Nach der Pause spricht die Verteidigung von Grasser: In zwanzigminütiger Recherche habe man herausgefunden, dass die am Vortag vorgelegte mailadresse A1plus ein SMS gewesen ist. Dass es in neun Jahren Ermittlungen nicht möglich gewesen sei, das herauszufinden, findet der Verteidiger bemerkenswert. "Man verschickt ein SMS und es kommt beim anderen als e-mail an", erläutert Grasser. Damit, will die Verteidigung sagen, sei der Vorwurf der Richterin falsch, Grasser habe gelogen wenn er sagte, er habe in seiner Zeit als Minister keine private e-mail-Adresse gehabt. Die Richterin schmunzelt und sagt, sie werde das prüfen - "falls Unklarheit besteht, was in der verhandlungsfreien Zeit passiert."

"Wer entschied, dass eine zweite Runde durchgeführt wird?" fragt Marion Hohenecker. "Das hat die Kommission entschieden, in Abstimmung mit dem Minister". Wieder beruft sich Grasser auf das Votum der Experten. "Die Vergabekommission hat völlig richtig entschieden, es wurde ja ein Kaufpreis von knapp 40 Millionnen mehr erziehlt."

Grasser widerspricht der Anklage

Noch einmal sagt Grasser, was die Zahl 960 Millionen seiner Ansicht nach bedeutet. Sie habe nicht den Spielraum des Bieters CA-Immo bedeutet, sondern dessen Gesamtkosten für das erste Angebot, das bei 922 Millionen lag. Die Zahl bedeute nicht den Spielraum des Bieters CA-Immo. "Man konnte aus dieser Information keine Schlussfolgerung ziehen auf ein mögliches zweites Angebot. Das aber ist der zentrale Vorwurf der Anklage gegen mich", sagt Grasser.

Die Anklage spreche von einem "Spielraum" der CA-Immo bis zu 960 Millionen, das aber sei falsch, sagt Grasser. "Wo immer die 960 herkommen, sie können nicht aus einem inneren Kreis kommen", formuliert Grasser. Aus den 960 wurde eine "Finanzgarantie", das sei eine "Fata Morgana". Er wisse nur, dass die Republik ein gutes Geschäft gemacht hat.

Woher kam die Zahl?

Meischberger erzählt, er sei nach Bekanntwerden der Gebote der ersten Runde entsetzt gewesen, dass das Österreich-Konsortium nicht seinem Rat gefolgt sei, eine Milliarde zu bieten. Woher Meischberger die Informationen habe, wollte Grasser von Meischberger wissen, als die Buwog-Vergabe zum Skandal geworden war. Er habe sie nicht vom Finanzministerium und dem Dunstkreis des Ministeriums. "Wie er das Geschäft gemacht hat, hat mich nicht interessiert. Das hat mit mir nichts zu tun, deshalb hab ich das auch nicht hinterfragt."

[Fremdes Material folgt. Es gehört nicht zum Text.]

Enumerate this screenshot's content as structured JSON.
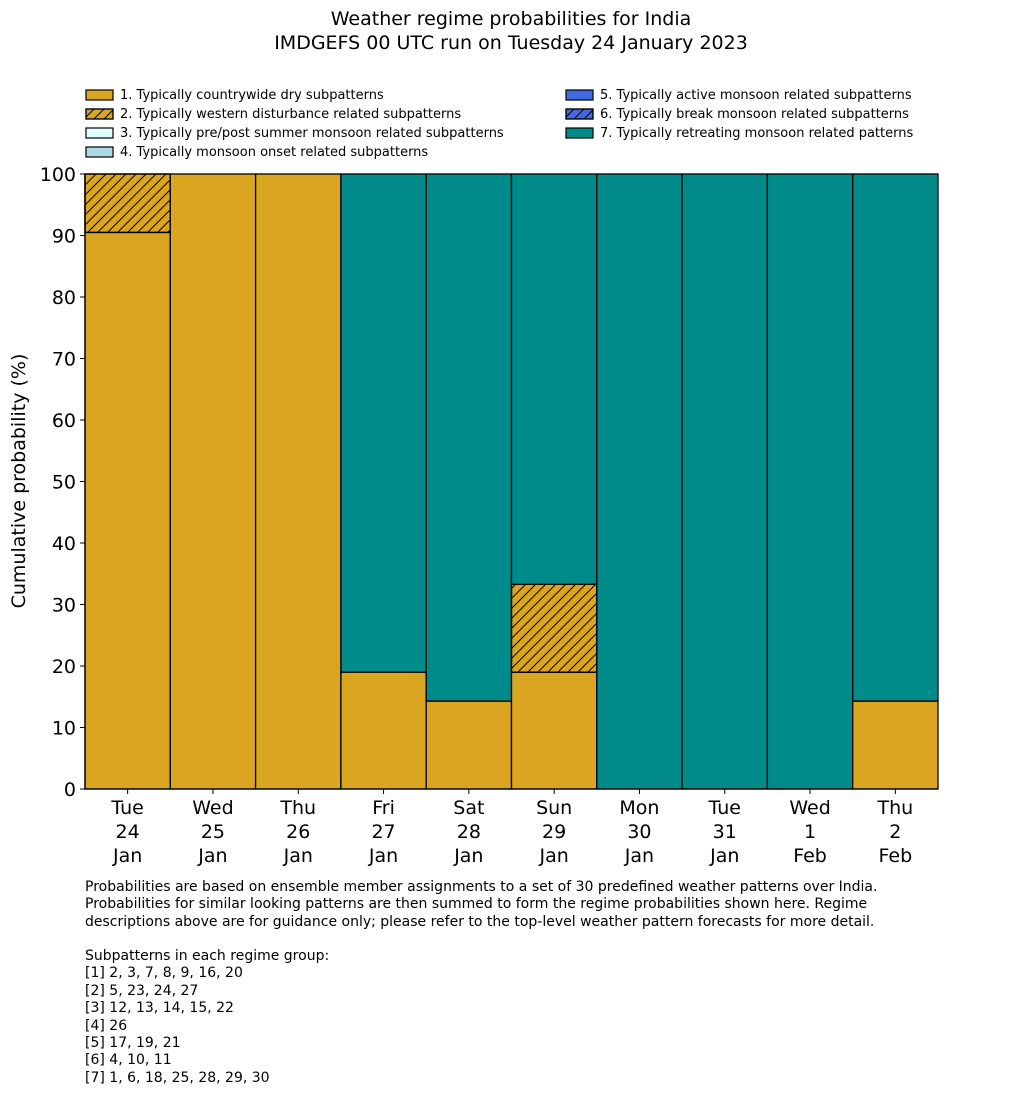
{
  "title": {
    "line1": "Weather regime probabilities for India",
    "line2": "IMDGEFS 00 UTC run on Tuesday 24 January 2023"
  },
  "legend": {
    "placement": "top",
    "items": [
      {
        "label": "1. Typically countrywide dry subpatterns",
        "color": "#DAA520",
        "hatch": false
      },
      {
        "label": "2. Typically western disturbance related subpatterns",
        "color": "#DAA520",
        "hatch": true
      },
      {
        "label": "3. Typically pre/post summer monsoon related subpatterns",
        "color": "#E0FFFF",
        "hatch": false
      },
      {
        "label": "4. Typically monsoon onset related subpatterns",
        "color": "#ADD8E6",
        "hatch": false
      },
      {
        "label": "5. Typically active monsoon related subpatterns",
        "color": "#4169E1",
        "hatch": false
      },
      {
        "label": "6. Typically break monsoon related subpatterns",
        "color": "#4169E1",
        "hatch": true
      },
      {
        "label": "7. Typically retreating monsoon related patterns",
        "color": "#008B8B",
        "hatch": false
      }
    ]
  },
  "chart_data": {
    "type": "bar",
    "stacked": true,
    "title": "Weather regime probabilities for India\nIMDGEFS 00 UTC run on Tuesday 24 January 2023",
    "xlabel": "",
    "ylabel": "Cumulative probability (%)",
    "ylim": [
      0,
      100
    ],
    "yticks": [
      0,
      10,
      20,
      30,
      40,
      50,
      60,
      70,
      80,
      90,
      100
    ],
    "grid": false,
    "categories": [
      [
        "Tue",
        "24",
        "Jan"
      ],
      [
        "Wed",
        "25",
        "Jan"
      ],
      [
        "Thu",
        "26",
        "Jan"
      ],
      [
        "Fri",
        "27",
        "Jan"
      ],
      [
        "Sat",
        "28",
        "Jan"
      ],
      [
        "Sun",
        "29",
        "Jan"
      ],
      [
        "Mon",
        "30",
        "Jan"
      ],
      [
        "Tue",
        "31",
        "Jan"
      ],
      [
        "Wed",
        "1",
        "Feb"
      ],
      [
        "Thu",
        "2",
        "Feb"
      ]
    ],
    "series": [
      {
        "name": "1. Typically countrywide dry subpatterns",
        "color": "#DAA520",
        "hatch": false,
        "values": [
          90.5,
          100,
          100,
          19.0,
          14.3,
          19.0,
          0,
          0,
          0,
          14.3
        ]
      },
      {
        "name": "2. Typically western disturbance related subpatterns",
        "color": "#DAA520",
        "hatch": true,
        "values": [
          9.5,
          0,
          0,
          0,
          0,
          14.3,
          0,
          0,
          0,
          0
        ]
      },
      {
        "name": "3. Typically pre/post summer monsoon related subpatterns",
        "color": "#E0FFFF",
        "hatch": false,
        "values": [
          0,
          0,
          0,
          0,
          0,
          0,
          0,
          0,
          0,
          0
        ]
      },
      {
        "name": "4. Typically monsoon onset related subpatterns",
        "color": "#ADD8E6",
        "hatch": false,
        "values": [
          0,
          0,
          0,
          0,
          0,
          0,
          0,
          0,
          0,
          0
        ]
      },
      {
        "name": "5. Typically active monsoon related subpatterns",
        "color": "#4169E1",
        "hatch": false,
        "values": [
          0,
          0,
          0,
          0,
          0,
          0,
          0,
          0,
          0,
          0
        ]
      },
      {
        "name": "6. Typically break monsoon related subpatterns",
        "color": "#4169E1",
        "hatch": true,
        "values": [
          0,
          0,
          0,
          0,
          0,
          0,
          0,
          0,
          0,
          0
        ]
      },
      {
        "name": "7. Typically retreating monsoon related patterns",
        "color": "#008B8B",
        "hatch": false,
        "values": [
          0,
          0,
          0,
          81.0,
          85.7,
          66.7,
          100,
          100,
          100,
          85.7
        ]
      }
    ]
  },
  "notes": {
    "paragraph": [
      "Probabilities are based on ensemble member assignments to a set of 30 predefined weather patterns over India.",
      "Probabilities for similar looking patterns are then summed to form the regime probabilities shown here. Regime",
      "descriptions above are for guidance only; please refer to the top-level weather pattern forecasts for more detail."
    ],
    "groups_heading": "Subpatterns in each regime group:",
    "groups": [
      "[1] 2, 3, 7, 8, 9, 16, 20",
      "[2] 5, 23, 24, 27",
      "[3] 12, 13, 14, 15, 22",
      "[4] 26",
      "[5] 17, 19, 21",
      "[6] 4, 10, 11",
      "[7] 1, 6, 18, 25, 28, 29, 30"
    ]
  }
}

Acht Erklärungen, wie die Zahl 960 bekannt geworden sein könnte, habe er in seiner Schrift angeführt, erzählt Grasser. "Es ist für mich nicht relevant, woher das kam. Für mich  ist nur entscheidend, dass die Mystifizierung der 960 Millionen keinen realen Ursprung im Sachverhalt haben."

Die Richterin zählt ein paar Thesen aus Grassers Gegendarstellung auf: von der CA-Immo könnte der Tipp gekommen sein, von Jörg Haider, von der Bank Austria. "Von einem Detektivbüro" könnte es auch gekommen sein, sagt Grasser. Ihm sei wichtig gewesen, dass die Quelle nicht im Finanzministerium saß. "Stellen Sie sich vor, es wäre ein Kabinettsmitglied gewesen, die gleiche Katastrophe wie wenn ich selbst es gewesen wäre."

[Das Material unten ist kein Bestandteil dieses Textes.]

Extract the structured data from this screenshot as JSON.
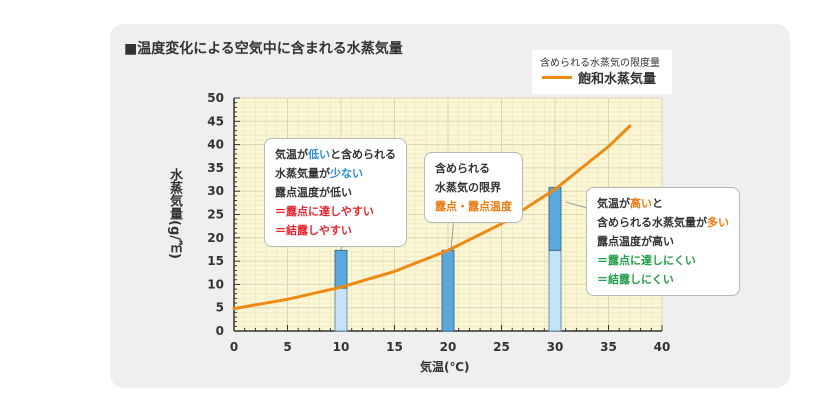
{
  "title": "■温度変化による空気中に含まれる水蒸気量",
  "legend": {
    "caption": "含められる水蒸気の限度量",
    "series_name": "飽和水蒸気量",
    "color": "#ee8a12"
  },
  "chart_data": {
    "type": "line",
    "xlabel": "気温(℃)",
    "ylabel": "水蒸気量(g/㎥)",
    "xlim": [
      0,
      40
    ],
    "ylim": [
      0,
      50
    ],
    "x_ticks": [
      0,
      5,
      10,
      15,
      20,
      25,
      30,
      35,
      40
    ],
    "y_ticks": [
      0,
      5,
      10,
      15,
      20,
      25,
      30,
      35,
      40,
      45,
      50
    ],
    "grid": true,
    "series": [
      {
        "name": "飽和水蒸気量",
        "color": "#ee8a12",
        "x": [
          0,
          5,
          10,
          15,
          20,
          25,
          30,
          35,
          37
        ],
        "y": [
          4.8,
          6.8,
          9.4,
          12.8,
          17.3,
          23.0,
          30.4,
          39.6,
          44.0
        ]
      }
    ],
    "bars": [
      {
        "x": 10,
        "bottom_value": 9.2,
        "top_value": 17.3
      },
      {
        "x": 20,
        "bottom_value": 0,
        "top_value": 17.3
      },
      {
        "x": 30,
        "bottom_value": 17.3,
        "top_value": 30.8
      }
    ]
  },
  "callouts": {
    "left": [
      {
        "parts": [
          {
            "text": "気温が",
            "tone": ""
          },
          {
            "text": "低い",
            "tone": "blue"
          },
          {
            "text": "と含められる",
            "tone": ""
          }
        ]
      },
      {
        "parts": [
          {
            "text": "水蒸気量が",
            "tone": ""
          },
          {
            "text": "少ない",
            "tone": "blue"
          }
        ]
      },
      {
        "parts": [
          {
            "text": "露点温度が低い",
            "tone": ""
          }
        ]
      },
      {
        "parts": [
          {
            "text": "＝露点に達しやすい",
            "tone": "red"
          }
        ]
      },
      {
        "parts": [
          {
            "text": "＝結露しやすい",
            "tone": "red"
          }
        ]
      }
    ],
    "middle": [
      {
        "parts": [
          {
            "text": "含められる",
            "tone": ""
          }
        ]
      },
      {
        "parts": [
          {
            "text": "水蒸気の限界",
            "tone": ""
          }
        ]
      },
      {
        "parts": [
          {
            "text": "露点・露点温度",
            "tone": "orange"
          }
        ]
      }
    ],
    "right": [
      {
        "parts": [
          {
            "text": "気温が",
            "tone": ""
          },
          {
            "text": "高い",
            "tone": "orange"
          },
          {
            "text": "と",
            "tone": ""
          }
        ]
      },
      {
        "parts": [
          {
            "text": "含められる水蒸気量が",
            "tone": ""
          },
          {
            "text": "多い",
            "tone": "orange"
          }
        ]
      },
      {
        "parts": [
          {
            "text": "露点温度が高い",
            "tone": ""
          }
        ]
      },
      {
        "parts": [
          {
            "text": "＝露点に達しにくい",
            "tone": "green"
          }
        ]
      },
      {
        "parts": [
          {
            "text": "＝結露しにくい",
            "tone": "green"
          }
        ]
      }
    ]
  }
}
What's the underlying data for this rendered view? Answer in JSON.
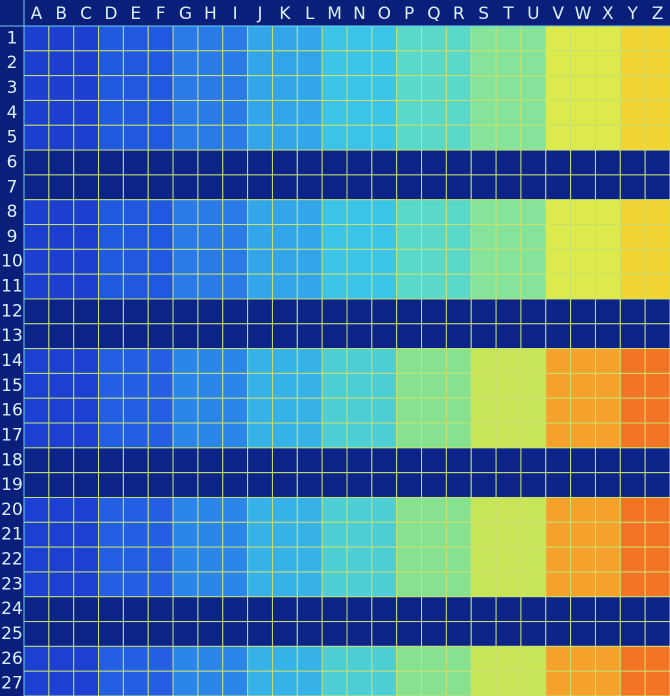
{
  "columns": [
    "A",
    "B",
    "C",
    "D",
    "E",
    "F",
    "G",
    "H",
    "I",
    "J",
    "K",
    "L",
    "M",
    "N",
    "O",
    "P",
    "Q",
    "R",
    "S",
    "T",
    "U",
    "V",
    "W",
    "X",
    "Y",
    "Z"
  ],
  "rows": [
    "1",
    "2",
    "3",
    "4",
    "5",
    "6",
    "7",
    "8",
    "9",
    "10",
    "11",
    "12",
    "13",
    "14",
    "15",
    "16",
    "17",
    "18",
    "19",
    "20",
    "21",
    "22",
    "23",
    "24",
    "25",
    "26",
    "27"
  ]
}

"Ich habe nie mit einer Anklage gerechnet"

Grasser betont immer wieder, nicht damit gerechnet zu haben, je angeklagt zu werden, weshalb er sich für die Details der Vorwürfe, die in Medien kolportiert wurden, nicht interessiert habe. Nach dem Schock der Anklage habe er sich hingegen intensiv mit den Fragen auseinandergesetzt.

Heiteres Zwischenspiel: eine Telefonnummer scheint in den Aufzeichnungen von Traumüller auf. "Ich hab gegoogelt", sagt die Richterin. "ÖVP Grieskirchen". "Ah, dann könnte es Wolfgang Großruck sein", sagt Grasser. Der war Wohnbausprecher der ÖVP und Bürgermeister von Grieskirchen.

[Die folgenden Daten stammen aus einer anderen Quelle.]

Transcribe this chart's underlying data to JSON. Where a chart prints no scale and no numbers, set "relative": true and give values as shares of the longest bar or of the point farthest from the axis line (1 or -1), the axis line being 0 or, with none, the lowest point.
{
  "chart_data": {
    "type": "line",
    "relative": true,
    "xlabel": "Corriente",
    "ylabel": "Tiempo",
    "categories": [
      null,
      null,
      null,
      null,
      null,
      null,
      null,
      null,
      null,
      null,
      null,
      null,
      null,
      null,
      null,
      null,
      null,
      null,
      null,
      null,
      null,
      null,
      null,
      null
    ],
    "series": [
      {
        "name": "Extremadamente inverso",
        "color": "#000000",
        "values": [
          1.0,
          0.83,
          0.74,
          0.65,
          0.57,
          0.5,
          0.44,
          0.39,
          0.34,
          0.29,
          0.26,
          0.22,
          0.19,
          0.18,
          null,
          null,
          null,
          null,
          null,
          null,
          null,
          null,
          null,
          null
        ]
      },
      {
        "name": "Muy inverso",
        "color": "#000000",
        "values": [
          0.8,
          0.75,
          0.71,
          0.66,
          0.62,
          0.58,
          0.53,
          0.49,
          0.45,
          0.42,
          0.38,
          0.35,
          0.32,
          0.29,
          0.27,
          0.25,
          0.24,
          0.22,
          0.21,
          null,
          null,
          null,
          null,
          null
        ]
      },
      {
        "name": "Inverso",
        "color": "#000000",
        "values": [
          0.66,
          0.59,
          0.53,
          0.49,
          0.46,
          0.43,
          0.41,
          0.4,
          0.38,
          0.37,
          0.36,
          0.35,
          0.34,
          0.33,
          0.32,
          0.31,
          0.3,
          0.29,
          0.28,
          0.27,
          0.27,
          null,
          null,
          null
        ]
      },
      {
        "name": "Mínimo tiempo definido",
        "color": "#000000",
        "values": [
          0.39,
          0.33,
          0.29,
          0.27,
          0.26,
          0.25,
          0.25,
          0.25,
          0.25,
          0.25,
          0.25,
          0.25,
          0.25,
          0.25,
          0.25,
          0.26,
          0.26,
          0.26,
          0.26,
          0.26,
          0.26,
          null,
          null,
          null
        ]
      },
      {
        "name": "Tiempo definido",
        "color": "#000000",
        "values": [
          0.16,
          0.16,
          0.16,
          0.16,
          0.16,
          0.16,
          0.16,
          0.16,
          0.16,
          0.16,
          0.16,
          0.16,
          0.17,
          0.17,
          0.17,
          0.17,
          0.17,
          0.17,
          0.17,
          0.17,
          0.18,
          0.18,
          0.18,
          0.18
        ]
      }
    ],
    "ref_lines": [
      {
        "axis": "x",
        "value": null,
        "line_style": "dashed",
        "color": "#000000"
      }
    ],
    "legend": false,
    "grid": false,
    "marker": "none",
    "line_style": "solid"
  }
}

Der 60. Geburtstag von Ernst-Karl Plech steht im Kalender, viele Meischberger-Termine. "Das ist jetzt 14 Jahre her, dreizehneinhalb", sagt Grasser zur Begründung, warum er nichts dazu sagen könne. Nach einem weiteren Durchgang durch den Terminkalender schließt die Richterin die Verhandlung um 15.41.